The goal of the program is to move the structural composition of the faculty towards parity with that of the State of Texas. According to Texas A&M, “underrepresented groups” include Native Americans, Native Hawaiians, Alaskan Natives, Hispanic and Latino Americans, and African Americans.
The ACES program will use $2 million over the next two years for the base salary and benefits of fellows.
Lowry, who is white, teaches finance at UT-Austin and, according to KBTX, filed his lawsuit against the Texas A&M University system and the board of regents. Also named in the suit were Texas A&M’s vice president for faculty affairs, N.K. Anand, and Texas A&M’s vice president and associate provost for diversity, Annie McGowan.
America First Legal is representing Lowry. The non-profit organization was created by Jonathan Mitchell and Stephen Miller.
Lowry’s lawsuit claims the ACES program is discriminatory and violates Title VI and Title IX of the Civil Rights Act, in addition to the equal protection clause of the 14th amendment.
The lawsuit states, “Texas A&M’s proclaimed goal of establishing a faculty whose racial composition attains ‘parity with that of the state of Texas’ seeks to achieve racial balancing, which is flatly illegal under Title VI and the binding precedent of the Supreme Court.”

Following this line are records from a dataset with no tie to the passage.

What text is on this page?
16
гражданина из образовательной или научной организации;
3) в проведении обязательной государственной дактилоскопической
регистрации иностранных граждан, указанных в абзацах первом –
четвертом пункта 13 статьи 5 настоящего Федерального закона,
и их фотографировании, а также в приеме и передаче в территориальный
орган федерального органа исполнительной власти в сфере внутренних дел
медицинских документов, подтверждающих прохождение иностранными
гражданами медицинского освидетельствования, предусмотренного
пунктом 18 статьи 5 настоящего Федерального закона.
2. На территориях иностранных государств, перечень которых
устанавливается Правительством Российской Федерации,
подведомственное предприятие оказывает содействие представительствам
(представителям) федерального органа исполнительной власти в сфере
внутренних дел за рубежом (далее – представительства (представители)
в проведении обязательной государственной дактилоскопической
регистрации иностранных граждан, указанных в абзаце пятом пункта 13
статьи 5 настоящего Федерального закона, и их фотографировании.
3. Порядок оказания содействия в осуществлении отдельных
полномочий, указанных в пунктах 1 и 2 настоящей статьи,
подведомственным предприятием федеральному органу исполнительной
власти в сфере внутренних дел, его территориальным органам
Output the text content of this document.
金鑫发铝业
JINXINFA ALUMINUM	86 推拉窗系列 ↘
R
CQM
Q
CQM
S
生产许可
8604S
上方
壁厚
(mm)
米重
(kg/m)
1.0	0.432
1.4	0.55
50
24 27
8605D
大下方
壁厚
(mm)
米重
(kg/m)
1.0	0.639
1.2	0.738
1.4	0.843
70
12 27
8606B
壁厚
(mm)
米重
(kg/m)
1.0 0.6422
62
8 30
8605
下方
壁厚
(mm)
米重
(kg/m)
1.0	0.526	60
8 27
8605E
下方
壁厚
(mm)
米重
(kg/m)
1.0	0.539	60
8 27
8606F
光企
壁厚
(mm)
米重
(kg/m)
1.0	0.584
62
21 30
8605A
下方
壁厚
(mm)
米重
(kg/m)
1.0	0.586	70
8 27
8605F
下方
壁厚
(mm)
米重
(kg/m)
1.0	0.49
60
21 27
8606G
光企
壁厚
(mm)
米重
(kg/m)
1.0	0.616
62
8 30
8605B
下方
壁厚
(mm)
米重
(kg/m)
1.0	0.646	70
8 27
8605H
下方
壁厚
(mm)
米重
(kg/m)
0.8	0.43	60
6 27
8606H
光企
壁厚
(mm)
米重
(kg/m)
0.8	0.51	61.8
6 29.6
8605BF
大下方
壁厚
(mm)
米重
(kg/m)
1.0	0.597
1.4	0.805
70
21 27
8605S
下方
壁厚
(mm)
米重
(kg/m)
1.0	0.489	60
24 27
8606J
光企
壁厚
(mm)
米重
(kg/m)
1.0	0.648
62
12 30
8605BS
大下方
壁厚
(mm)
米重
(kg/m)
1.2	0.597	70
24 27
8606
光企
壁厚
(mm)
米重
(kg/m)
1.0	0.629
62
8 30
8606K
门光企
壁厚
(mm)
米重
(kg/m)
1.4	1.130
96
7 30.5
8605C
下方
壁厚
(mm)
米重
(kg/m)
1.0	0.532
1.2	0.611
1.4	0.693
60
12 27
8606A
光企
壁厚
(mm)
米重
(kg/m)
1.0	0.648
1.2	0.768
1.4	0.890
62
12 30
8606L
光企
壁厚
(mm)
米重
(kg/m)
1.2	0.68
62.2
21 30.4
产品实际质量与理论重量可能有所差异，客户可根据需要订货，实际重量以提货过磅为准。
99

Laylan Copelin, a spokesperson for the Texas A&M system, stated that the university’s lawyers would be looking over the suit.
Copelin said the filing was an “unusual job application when Mr. Lowery says in the lawsuit he is ‘able and ready’ to apply for a faculty appointment at Texas A&M. But our lawyers will review the lawsuit, confer with Texas A&M and take appropriate action as warranted.”
The official website for the ACES program claims that diversity leads to academic success.
“In recognition of Texas A&M University’s Diversity Plan, the ACES Faculty Fellows Program promotes the research, teaching, and scholarship of early career scholars who embrace the belief that diversity is an indispensable component of academic excellence,” the website reads.
It continues, “From this experience at Texas A&M, fellows should develop an understanding of the value of diversity and inclusion and the power that it holds for students, faculty, and staff to enrich their lives.”
Texas A&M announced the ACES program on July 8. ACES faculty fellowships are two years in length, after which the participants transition to a tenure-based track.
Applicants for the program must have completed their Ph.D. degrees within the past four years, but currently, the program is not accepting new applications.